Tuesday, February 19, 2002

Business ethics are back
Integrity and business morality do matter after all. That's the welcome conclusion to be drawn from a speech by the chairman of the SEC, commenting on the Enron scandal. A lot of people forgot that in the mad dash to amass wealth in the growth climate of the late 1990s. I guess public morality is just as cyclical as the economy; but when we leave it behind, we are all the poorer in the long run.
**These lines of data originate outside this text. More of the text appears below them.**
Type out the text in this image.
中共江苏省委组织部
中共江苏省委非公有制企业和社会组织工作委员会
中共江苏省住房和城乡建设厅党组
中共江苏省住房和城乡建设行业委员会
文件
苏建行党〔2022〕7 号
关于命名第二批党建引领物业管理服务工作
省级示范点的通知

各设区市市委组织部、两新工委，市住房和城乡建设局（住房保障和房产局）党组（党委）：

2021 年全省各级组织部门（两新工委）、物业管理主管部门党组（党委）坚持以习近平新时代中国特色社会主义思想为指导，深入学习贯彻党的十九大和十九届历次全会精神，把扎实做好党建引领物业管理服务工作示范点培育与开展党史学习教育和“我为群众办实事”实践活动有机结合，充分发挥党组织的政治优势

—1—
posted by Phil Wainewright 11:42 PM (GMT) | comments | link
Wrongheaded security logic from Microsoft
Microsoft has decided that its .Net Framework should block external services as a default, reports The Register. It will be up to individual customers to make exceptions for certain trusted sources, or to remove the block entirely if they want to. The idea is to reassure corporates that .Net is safe, but in fact the logic is completely wrongheaded. Once you start letting the Internet into your organisation (and that's an economic necessity in today's world), the only way to guarantee security is by having properly secure operating systems and applications. Switching off access to untrusted sources does not make an insecure system any more secure. The only thing it achieves is to put obstacles in the way of effectively taking advantage of new resources as they become available on the network.